Astra nennt Jahreszahl, Bundesrat nicht
Der Gesamtbundesrat jedoch will sich nicht auf ein konkretes Datum festlegen. In seiner Antwort auf eine Interpellation von Nationalrat Jean-Luc Addor (SVP) spricht er lediglich von einem «späteren Zeitpunkt» als 2020. Zeigt sich hier der Einfluss der neuen Verkehrsministerin Simonetta Sommaruga, deren Partei, die SP, eine «rasche Elektrifizierung der Mobilität auf der Strasse» fordert? Die Antwort aus ihrem Departement, dem Uvek: Nein, Sommaruga habe sich zum Geschäft noch nicht geäussert.
Ist also Astra-Direktor Röthlisberger vorgeprescht? Das Astra bestreitet das: «Die Entscheidung war und ist eine politische.» Klar sei, dass die Einführung nach 2020 erfolgen werde. Das aber dauere nicht mehr lange, daher sei das Astra an der Arbeit, «damit das Geschäft von unserer Seite so weit wie nötig vorbereitet ist, wenn die politische Entscheidung ansteht». Der Bundesrat werde dem Parlament zu gegebenem Zeitpunkt die Ausführungsbestimmungen auf Gesetzesstufe vorlegen.
Die Abgabe soll sich laut Astra nach dem Gewicht des Autos richten und etwa 500 Franken für zwei Tonnen betragen. Ein Tesla-Fahrer würde so mit seinem schweren Gerät auf den vollen Betrag kommen, ein Fahrer eines Mittelklassewagens auf etwas mehr als die Hälfte.

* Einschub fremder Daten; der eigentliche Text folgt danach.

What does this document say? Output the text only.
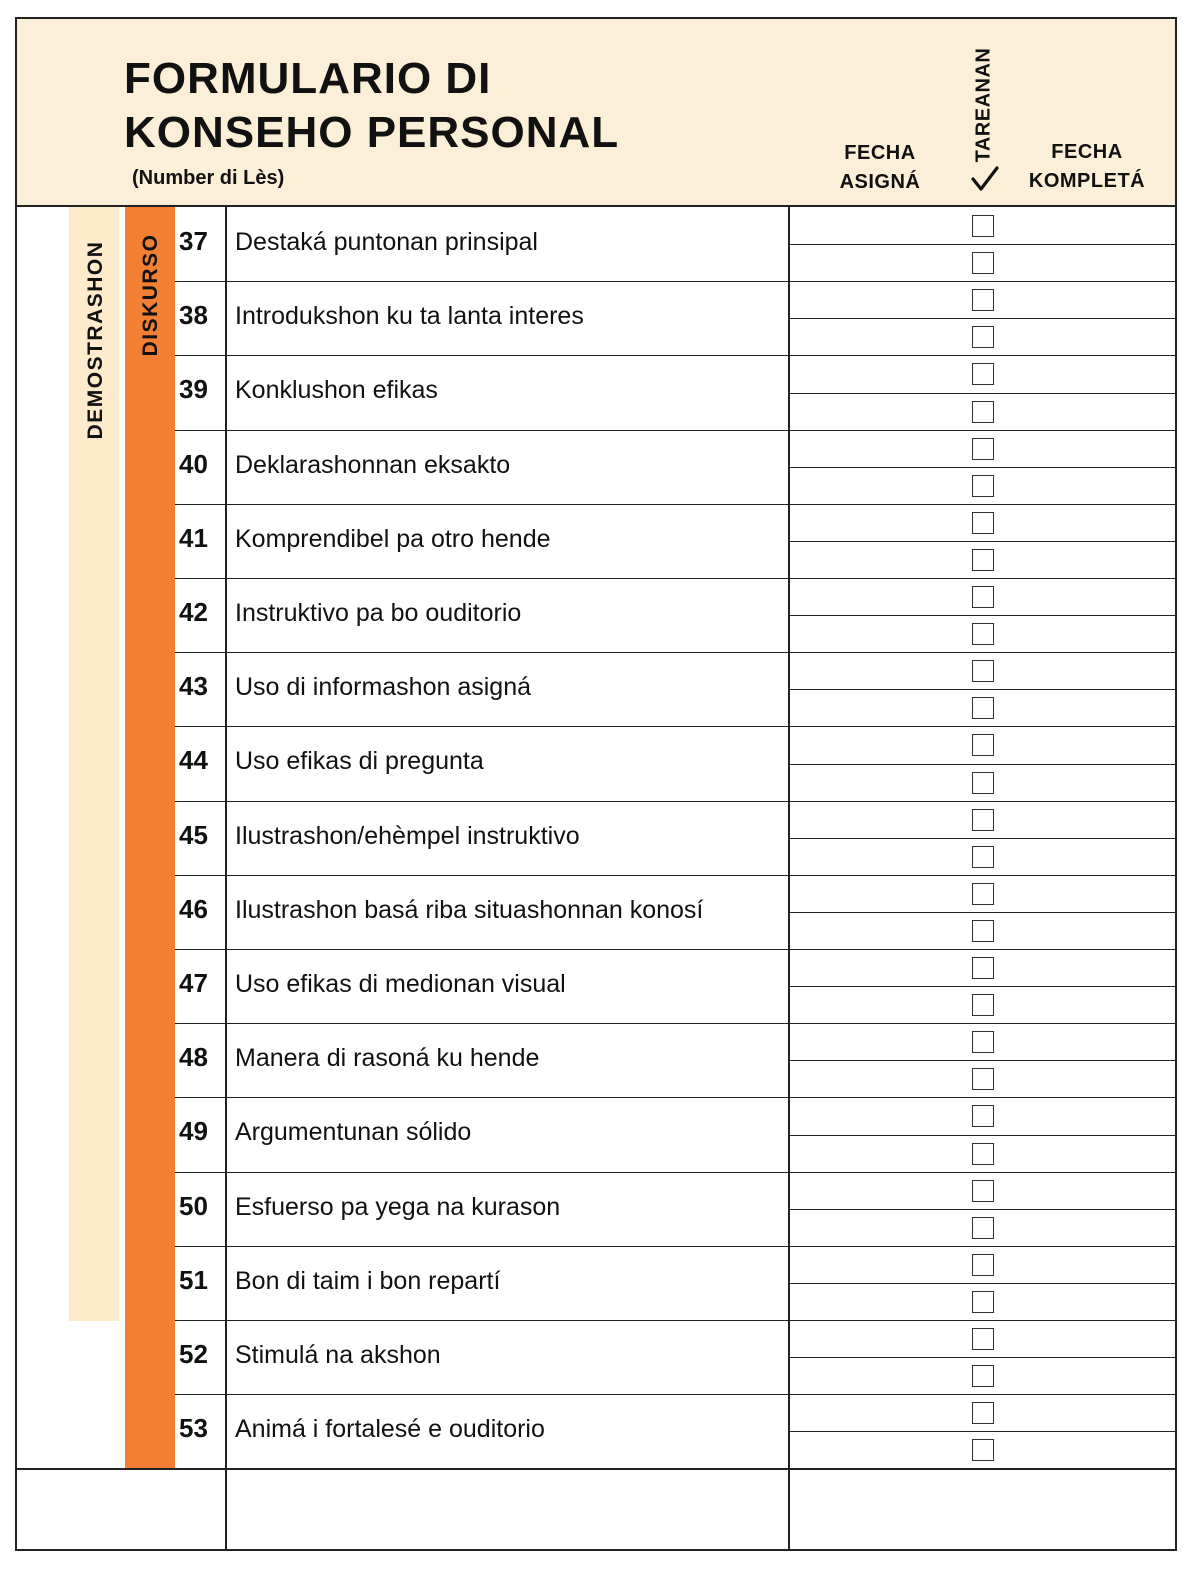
FORMULARIO DI
KONSEHO PERSONAL
(Number di Lès)
FECHA
ASIGNÁ
TAREANAN	FECHA
KOMPLETÁ
DEMOSTRASHON DISKURSO 37 Destaká puntonan prinsipal
38 Introdukshon ku ta lanta interes
39 Konklushon efikas
40 Deklarashonnan eksakto
41 Komprendibel pa otro hende
42 Instruktivo pa bo ouditorio
43 Uso di informashon asigná
44 Uso efikas di pregunta
45 Ilustrashon/ehèmpel instruktivo
46 Ilustrashon basá riba situashonnan konosí
47 Uso efikas di medionan visual
48 Manera di rasoná ku hende
49 Argumentunan sólido
50 Esfuerso pa yega na kurason
51 Bon di taim i bon repartí
52 Stimulá na akshon
53 Animá i fortalesé e ouditorio
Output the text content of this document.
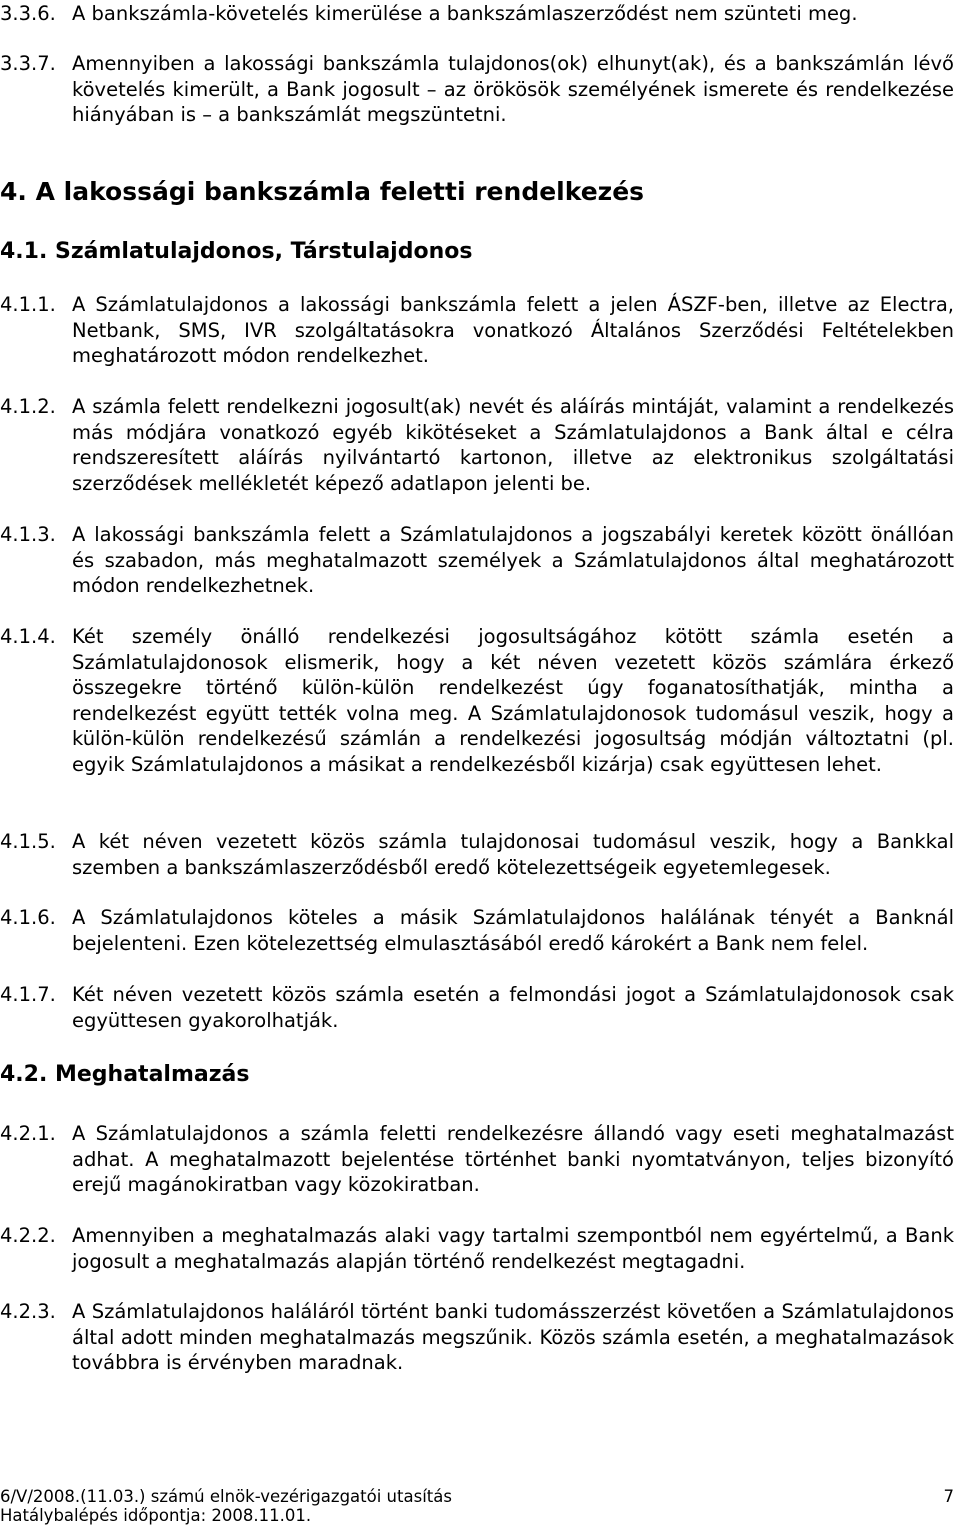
3.3.6. A bankszámla-követelés kimerülése a bankszámlaszerződést nem szünteti meg.
3.3.7. Amennyiben a lakossági bankszámla tulajdonos(ok) elhunyt(ak), és a bankszámlán lévő követelés kimerült, a Bank jogosult – az örökösök személyének ismerete és rendelkezése hiányában is – a bankszámlát megszüntetni.
4. A lakossági bankszámla feletti rendelkezés
4.1. Számlatulajdonos, Társtulajdonos
4.1.1. A Számlatulajdonos a lakossági bankszámla felett a jelen ÁSZF-ben, illetve az Electra, Netbank, SMS, IVR szolgáltatásokra vonatkozó Általános Szerződési Feltételekben meghatározott módon rendelkezhet.
4.1.2. A számla felett rendelkezni jogosult(ak) nevét és aláírás mintáját, valamint a rendelkezés más módjára vonatkozó egyéb kikötéseket a Számlatulajdonos a Bank által e célra rendszeresített aláírás nyilvántartó kartonon, illetve az elektronikus szolgáltatási szerződések mellékletét képező adatlapon jelenti be.
4.1.3. A lakossági bankszámla felett a Számlatulajdonos a jogszabályi keretek között önállóan és szabadon, más meghatalmazott személyek a Számlatulajdonos által meghatározott módon rendelkezhetnek.
4.1.4. Két személy önálló rendelkezési jogosultságához kötött számla esetén a Számlatulajdonosok elismerik, hogy a két néven vezetett közös számlára érkező összegekre történő külön-külön rendelkezést úgy foganatosíthatják, mintha a rendelkezést együtt tették volna meg. A Számlatulajdonosok tudomásul veszik, hogy a külön-külön rendelkezésű számlán a rendelkezési jogosultság módján változtatni (pl. egyik Számlatulajdonos a másikat a rendelkezésből kizárja) csak együttesen lehet.
4.1.5. A két néven vezetett közös számla tulajdonosai tudomásul veszik, hogy a Bankkal szemben a bankszámlaszerződésből eredő kötelezettségeik egyetemlegesek.
4.1.6. A Számlatulajdonos köteles a másik Számlatulajdonos halálának tényét a Banknál bejelenteni. Ezen kötelezettség elmulasztásából eredő károkért a Bank nem felel.
4.1.7. Két néven vezetett közös számla esetén a felmondási jogot a Számlatulajdonosok csak együttesen gyakorolhatják.
4.2. Meghatalmazás
4.2.1. A Számlatulajdonos a számla feletti rendelkezésre állandó vagy eseti meghatalmazást adhat. A meghatalmazott bejelentése történhet banki nyomtatványon, teljes bizonyító erejű magánokiratban vagy közokiratban.
4.2.2. Amennyiben a meghatalmazás alaki vagy tartalmi szempontból nem egyértelmű, a Bank jogosult a meghatalmazás alapján történő rendelkezést megtagadni.
4.2.3. A Számlatulajdonos haláláról történt banki tudomásszerzést követően a Számlatulajdonos által adott minden meghatalmazás megszűnik. Közös számla esetén, a meghatalmazások továbbra is érvényben maradnak.
6/V/2008.(11.03.) számú elnök-vezérigazgatói utasítás
Hatálybalépés időpontja: 2008.11.01.
7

Anteil der E-Autos bei den Neuwagen steigern
Sicher ist: Der Bund strebt zusammen mit den Kantonen, Gemeinden, der Autobranche und weiteren Akteuren an, dass bis 2022 15 Prozent der Neuwagen E-Autos sind. Ob das gelingt, ist aber nicht sicher. Letztes Jahr wurden 9500 neue Steckerfahrzeuge, also Elektroautos und Plug-in-Hybride, immatrikuliert, das bei 300'000 Neuwagen – das sind erst 3 Prozent. Diese vergleichsweise magere Zwischenbilanz ist auch der Grund, warum der Bundesrat keine Jahreszahl nennt: «Die Abgabe soll erst eingeführt werden, wenn die Marktdurchdringung mit solchen Fahrzeugen markant zugenommen hat.» Finanziell hält der Bundesrat dieses Zuwarten für verantwortbar, weil das Geld im NAF für die Strasseninfrastruktur bis 2023 ausreicht, bis dann also auch die theoretisch mögliche Benzinpreiserhöhung um 4 Rappen pro Liter nicht nötig ist.

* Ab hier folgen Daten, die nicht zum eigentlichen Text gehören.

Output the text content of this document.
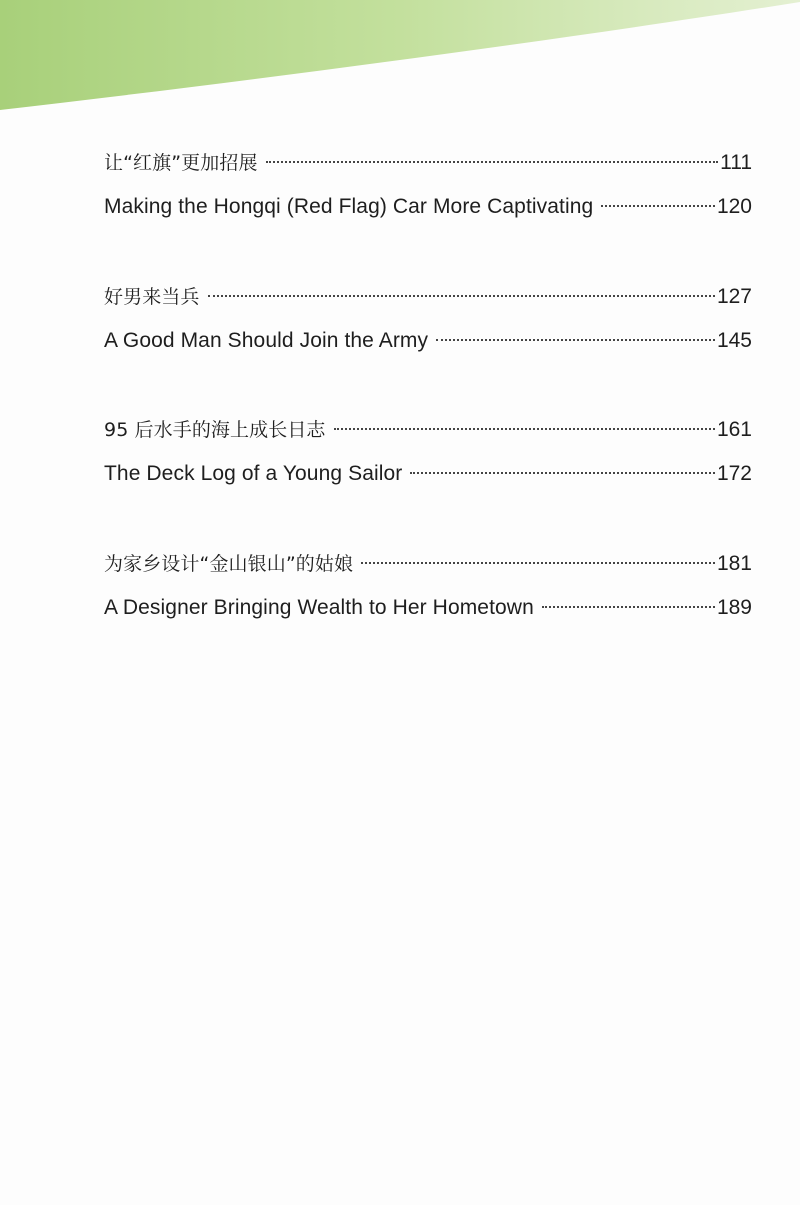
让“红旗”更加招展	111
Making the Hongqi (Red Flag) Car More Captivating	120
好男来当兵	127
A Good Man Should Join the Army	145
95 后水手的海上成长日志	161
The Deck Log of a Young Sailor	172
为家乡设计“金山银山”的姑娘	181
A Designer Bringing Wealth to Her Hometown	189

Auto-Schweiz stellt Forderung
Die Autobranche steht hinter dem Plan des Bundesrats. «Als Anschubunterstützung für die Elektromobilität ist der derzeitige Verzicht auf die E-Auto-Abgabe in Ordnung», sagt Andreas Burgener, Direktor von Auto-Schweiz. Eine pauschale E-Auto-Abgabe würde seiner Ansicht nach «kontraproduktiv wirken». Die Autobranche will den Absatz der E-Autos nicht zuletzt deshalb fördern, weil ab 2020 verschärfte Klimaziele gelten: Ab dann darf ein Fahrzeug durchschnittlich nur noch 95 Gramm CO2 pro Kilometer ausstossen; letztes Jahr waren es rund 138 Gramm.

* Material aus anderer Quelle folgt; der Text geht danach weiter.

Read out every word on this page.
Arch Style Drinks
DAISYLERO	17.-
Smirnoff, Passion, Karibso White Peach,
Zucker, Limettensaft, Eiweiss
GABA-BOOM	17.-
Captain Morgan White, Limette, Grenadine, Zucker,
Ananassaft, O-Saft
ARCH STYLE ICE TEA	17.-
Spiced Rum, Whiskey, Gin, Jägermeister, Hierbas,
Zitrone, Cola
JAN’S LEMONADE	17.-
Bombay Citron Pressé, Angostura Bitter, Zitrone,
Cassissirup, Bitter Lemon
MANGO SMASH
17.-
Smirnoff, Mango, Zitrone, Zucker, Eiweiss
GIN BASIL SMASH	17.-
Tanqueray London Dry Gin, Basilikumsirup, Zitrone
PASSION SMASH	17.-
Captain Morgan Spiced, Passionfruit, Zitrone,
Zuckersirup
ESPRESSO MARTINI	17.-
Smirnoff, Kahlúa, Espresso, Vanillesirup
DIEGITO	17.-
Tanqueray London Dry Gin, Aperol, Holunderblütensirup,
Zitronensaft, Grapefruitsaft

Ohne E-Fahrzeuge, die als Null-Emissionsfahrzeuge gelten, kann die Branche diese Vorgabe eigenen Berechnungen gemäss nicht erreichen: Es drohen millionenschwere Bussenzahlungen. Vor diesem Hintergrund fordert Auto-Schweiz: Der Bund darf die E-Abgabe erst einführen, wenn die Autoimporteure unter anderem dank des gesteigerten Verkaufs von E-Autos den verschärften CO2-Grenzwert von 95 Gramm pro Kilometer sanktionsfrei einhalten können.
E-Auto-Lobby offen für Einführung nach 2022
Der Elektromobilitätsverband Swiss E-Mobility seinerseits verlangt, dass der Bund die E-Abgabe frühestens bei einem Neuwagenanteil von 15 Prozent in Kraft setzen dürfe. Sollte dieses Ziel bis 2022 unerreicht bleiben und der Ertrag aus dem Mineralölsteuerzuschlag im NAF-Topf mehr oder weniger stabil bleiben, kann sich Präsident und GLP-Chef Jürg Grossen «gut vorstellen, dass die Einführung der E-Abgabe weiter nach hinten geschoben wird». Noch weiter geht die SP: In einem Positionspapier schlägt die Partei von Verkehrsministerin Sommaruga als mögliche Schwelle für die Einführung der Abgabe einen E-Auto-Anteil bei den Neuwagen von 40 Prozent vor.